Die bevoegdheden moeten worden uitgeoefend overeenkomstig Verordening (EU) nr. 182/2011 van het Europees Parlement en de Raad 38 .

(65) Naar aanleiding van de inwerkingtreding van het Verdrag van Lissabon moeten sommige bepalingen krachtens welke alleen aan de Raad besluitvormingsbevoegdheden worden overgedragen, worden aangepast aan de nieuwe procedures die van toepassing zijn op het gemeenschappelijk visserijbeleid. Daarom moeten de bepalingen van Verordening (EG) nr. 1224/2009 met betrekking tot de volgende aspecten worden geherformuleerd:

–de vaststelling in elke meerjarenplan van een vangstdrempel waarboven een aangewezen haven of een plaats dichtbij de kust moet worden aangedaan, alsmede de vaststelling van de frequentie voor de melding van gegevens;

–de vaststelling van een regeling van met controle belaste waarnemers.

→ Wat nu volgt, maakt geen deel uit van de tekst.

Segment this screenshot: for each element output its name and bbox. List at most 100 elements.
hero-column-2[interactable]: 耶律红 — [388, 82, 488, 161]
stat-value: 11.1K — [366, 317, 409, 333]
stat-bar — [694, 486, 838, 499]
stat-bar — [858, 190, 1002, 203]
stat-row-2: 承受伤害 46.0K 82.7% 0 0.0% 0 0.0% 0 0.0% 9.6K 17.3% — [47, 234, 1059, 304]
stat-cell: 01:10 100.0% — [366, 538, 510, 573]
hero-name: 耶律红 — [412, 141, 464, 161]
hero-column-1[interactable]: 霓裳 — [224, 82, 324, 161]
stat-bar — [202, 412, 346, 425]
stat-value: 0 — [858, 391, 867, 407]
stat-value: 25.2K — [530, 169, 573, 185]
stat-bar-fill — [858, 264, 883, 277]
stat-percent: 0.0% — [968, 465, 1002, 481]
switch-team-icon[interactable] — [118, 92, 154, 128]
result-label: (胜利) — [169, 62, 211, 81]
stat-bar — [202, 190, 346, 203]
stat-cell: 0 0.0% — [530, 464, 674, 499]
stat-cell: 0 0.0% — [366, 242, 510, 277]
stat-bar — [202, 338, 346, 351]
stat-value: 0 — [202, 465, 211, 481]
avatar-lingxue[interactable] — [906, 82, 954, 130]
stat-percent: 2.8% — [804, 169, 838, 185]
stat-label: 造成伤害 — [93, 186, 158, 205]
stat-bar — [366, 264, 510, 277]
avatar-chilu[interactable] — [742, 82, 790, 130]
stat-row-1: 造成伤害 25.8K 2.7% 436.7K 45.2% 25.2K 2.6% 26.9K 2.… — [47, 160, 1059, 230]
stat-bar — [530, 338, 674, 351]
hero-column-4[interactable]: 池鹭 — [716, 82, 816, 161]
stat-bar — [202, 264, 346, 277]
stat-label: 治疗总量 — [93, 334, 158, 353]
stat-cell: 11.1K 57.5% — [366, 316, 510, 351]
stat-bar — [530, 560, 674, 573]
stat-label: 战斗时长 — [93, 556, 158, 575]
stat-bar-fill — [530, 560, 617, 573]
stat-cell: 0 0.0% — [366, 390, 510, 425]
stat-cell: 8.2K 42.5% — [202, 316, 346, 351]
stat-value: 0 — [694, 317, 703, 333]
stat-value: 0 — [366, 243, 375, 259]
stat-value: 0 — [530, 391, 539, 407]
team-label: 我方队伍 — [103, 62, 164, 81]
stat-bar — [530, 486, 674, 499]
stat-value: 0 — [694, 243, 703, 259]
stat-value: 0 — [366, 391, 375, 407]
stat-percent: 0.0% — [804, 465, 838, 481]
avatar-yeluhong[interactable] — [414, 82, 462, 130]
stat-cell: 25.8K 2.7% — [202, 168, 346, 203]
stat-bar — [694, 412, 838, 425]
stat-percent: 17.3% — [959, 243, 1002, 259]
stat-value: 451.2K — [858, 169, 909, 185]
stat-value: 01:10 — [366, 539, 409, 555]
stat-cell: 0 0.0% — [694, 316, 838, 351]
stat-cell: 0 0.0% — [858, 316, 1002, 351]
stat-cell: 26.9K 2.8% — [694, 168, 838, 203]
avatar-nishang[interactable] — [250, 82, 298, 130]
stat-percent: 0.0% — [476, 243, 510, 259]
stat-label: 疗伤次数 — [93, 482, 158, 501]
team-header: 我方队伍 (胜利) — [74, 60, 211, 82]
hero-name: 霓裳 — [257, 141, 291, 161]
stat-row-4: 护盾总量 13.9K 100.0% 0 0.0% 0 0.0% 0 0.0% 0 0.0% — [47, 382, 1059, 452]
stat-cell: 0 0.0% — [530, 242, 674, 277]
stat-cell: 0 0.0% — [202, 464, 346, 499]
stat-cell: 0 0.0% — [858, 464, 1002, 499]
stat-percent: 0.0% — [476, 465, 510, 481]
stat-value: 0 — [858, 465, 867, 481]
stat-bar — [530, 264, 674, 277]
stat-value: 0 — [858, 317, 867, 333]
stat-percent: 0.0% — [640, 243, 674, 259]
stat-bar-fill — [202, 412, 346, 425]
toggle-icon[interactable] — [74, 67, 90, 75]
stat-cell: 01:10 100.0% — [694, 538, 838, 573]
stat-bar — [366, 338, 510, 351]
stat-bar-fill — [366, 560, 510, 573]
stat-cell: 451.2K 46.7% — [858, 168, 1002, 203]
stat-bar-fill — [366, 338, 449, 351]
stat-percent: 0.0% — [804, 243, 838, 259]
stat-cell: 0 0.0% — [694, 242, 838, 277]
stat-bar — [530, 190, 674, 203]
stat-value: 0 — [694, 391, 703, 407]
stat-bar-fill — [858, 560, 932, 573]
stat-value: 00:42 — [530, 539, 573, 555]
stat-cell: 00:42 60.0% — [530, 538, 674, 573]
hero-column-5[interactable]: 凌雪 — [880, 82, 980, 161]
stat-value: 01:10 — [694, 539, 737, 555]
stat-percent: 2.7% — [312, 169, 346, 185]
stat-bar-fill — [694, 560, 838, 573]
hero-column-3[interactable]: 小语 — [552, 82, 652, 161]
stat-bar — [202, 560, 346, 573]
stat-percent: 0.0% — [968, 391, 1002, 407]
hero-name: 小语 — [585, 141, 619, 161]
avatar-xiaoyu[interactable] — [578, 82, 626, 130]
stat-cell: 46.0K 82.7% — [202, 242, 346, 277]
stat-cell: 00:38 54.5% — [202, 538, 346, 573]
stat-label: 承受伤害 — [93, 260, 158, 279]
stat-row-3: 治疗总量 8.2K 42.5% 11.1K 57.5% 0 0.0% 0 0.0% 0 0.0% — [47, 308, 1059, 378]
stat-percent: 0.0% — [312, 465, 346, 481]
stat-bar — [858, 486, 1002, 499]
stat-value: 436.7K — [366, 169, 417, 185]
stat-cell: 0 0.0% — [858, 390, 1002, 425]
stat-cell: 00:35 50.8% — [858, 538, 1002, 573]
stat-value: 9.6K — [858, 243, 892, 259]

(66) Verordening (EG) nr. 1224/2009 moet bijgevolg dienovereenkomstig worden gewijzigd.

(67) Om de samenhang met de reikwijdte van Verordening (EG) nr. 1224/2009 te waarborgen, dienen de doelstellingen van Verordening (EG) nr. 768/2005 van de Raad 39 te worden verruimd. De taken van het Europees Bureau voor visserijcontrole dienen ook de harmonisering van de toepassing van het gemeenschappelijk visserijbeleid in zijn geheel te omvatten. Daarnaast maken ook onderzoek en ontwikkeling op het gebied van controle- en inspectietechnieken en het verlenen van bijstand aan de Commissie op specifieke domeinen deel uit van het takenpakket van het Bureau.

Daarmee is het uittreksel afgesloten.